Kundaje Anshul, Lianoglou Steve, Li Xuejing, Quigley David, Arias Marta, Wiggins Chris H, Zhang Li, Leslie Christina
Department of Computer Science, Center for Computational Learning Systems, Columbia University, New York, NY 10065, USA.
Ann N Y Acad Sci. 2007 Dec;1115:178-202. doi: 10.1196/annals.1407.020. Epub 2007 Oct 12.
Inferring gene regulatory networks from high-throughput genomic data is one of the central problems in computational biology. In this paper, we describe a predictive modeling approach for studying regulatory networks, based on a machine learning algorithm called MEDUSA. MEDUSA integrates promoter sequence, mRNA expression, and transcription factor occupancy data to learn gene regulatory programs that predict the differential expression of target genes. Instead of using clustering or correlation of expression profiles to infer regulatory relationships, MEDUSA determines condition-specific regulators and discovers regulatory motifs that mediate the regulation of target genes. In this way, MEDUSA meaningfully models biological mechanisms of transcriptional regulation. MEDUSA solves the problem of predicting the differential (up/down) expression of target genes by using boosting, a technique from statistical learning, which helps to avoid overfitting as the algorithm searches through the high-dimensional space of potential regulators and sequence motifs. Experimental results demonstrate that MEDUSA achieves high prediction accuracy on held-out experiments (test data), that is, data not seen in training. We also present context-specific analysis of MEDUSA regulatory programs for DNA damage and hypoxia, demonstrating that MEDUSA identifies key regulators and motifs in these processes. A central challenge in the field is the difficulty of validating reverse-engineered networks in the absence of a gold standard. Our approach of learning regulatory programs provides at least a partial solution for the problem: MEDUSA's prediction accuracy on held-out data gives a concrete and statistically sound way to validate how well the algorithm performs. With MEDUSA, statistical validation becomes a prerequisite for hypothesis generation and network building rather than a secondary consideration.

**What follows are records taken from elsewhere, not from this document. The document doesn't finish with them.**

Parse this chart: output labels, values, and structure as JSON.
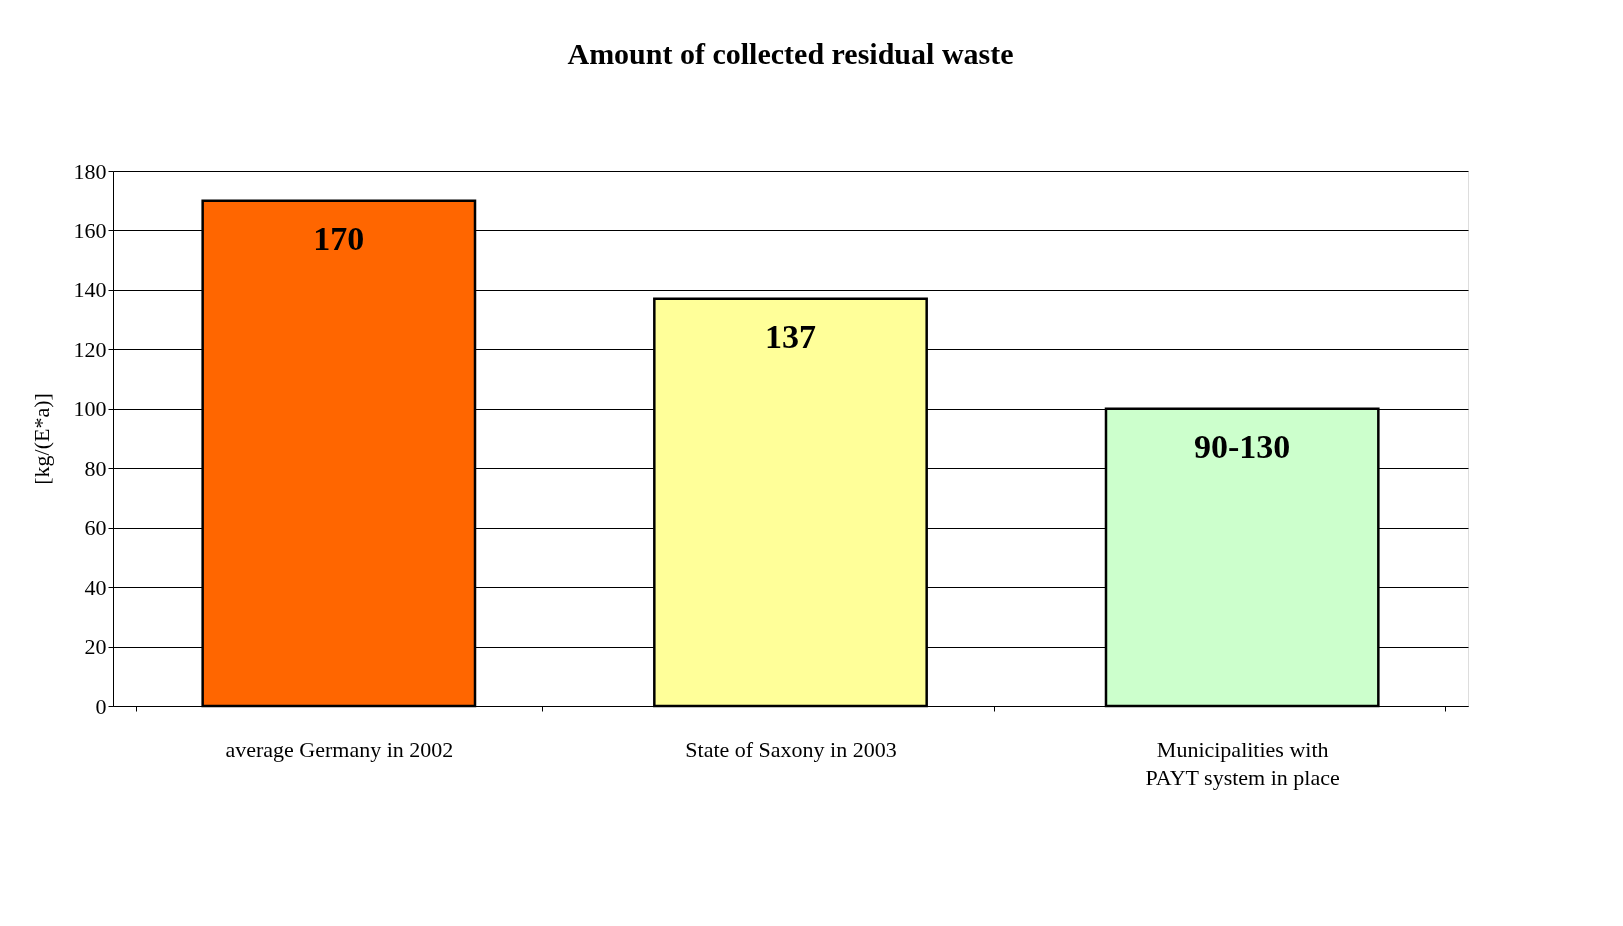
{
  "chart_data": {
    "type": "bar",
    "title": "Amount of collected residual waste",
    "ylabel": "[kg/(E*a)]",
    "categories": [
      "average Germany in 2002",
      "State of Saxony in 2003",
      "Municipalities with\nPAYT system in place"
    ],
    "values": [
      170,
      137,
      100
    ],
    "colors": [
      "#ff6600",
      "#ffff99",
      "#ccffcc"
    ],
    "value_labels": [
      "170",
      "137",
      "90-130"
    ],
    "ylim": [
      0,
      180
    ],
    "yticks": [
      0,
      20,
      40,
      60,
      80,
      100,
      120,
      140,
      160,
      180
    ],
    "grid": "y"
  }
}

从高通量基因组数据推断基因调控网络是计算生物学的核心问题之一。在本文中,我们描述了一种基于名为MEDUSA的机器学习算法来研究调控网络的预测建模方法。MEDUSA整合启动子序列、mRNA表达和转录因子占用数据,以学习预测靶基因差异表达的基因调控程序。MEDUSA不是使用表达谱的聚类或相关性来推断调控关系,而是确定特定条件下的调节因子,并发现介导靶基因调控的调控基序。通过这种方式,MEDUSA有意义地模拟了转录调控的生物学机制。MEDUSA通过使用统计学习中的一种技术——提升法,解决了预测靶基因差异(上调/下调)表达的问题,这有助于在算法搜索潜在调节因子和序列基序的高维空间时避免过拟合。实验结果表明,MEDUSA在留出实验(测试数据)中,即在训练中未见过的数据上,实现了较高的预测准确率。我们还对MEDUSA在DNA损伤和缺氧情况下的调控程序进行了特定背景分析,表明MEDUSA识别出了这些过程中的关键调节因子和基序。该领域的一个核心挑战是在没有金标准的情况下验证反向工程网络的难度。我们学习调控程序的方法至少为该问题提供了部分解决方案:MEDUSA在留出数据上的预测准确率为验证算法的性能提供了一种具体且具有统计学意义的方法。有了MEDUSA,统计验证成为假设生成和网络构建的先决条件,而不是次要考虑因素。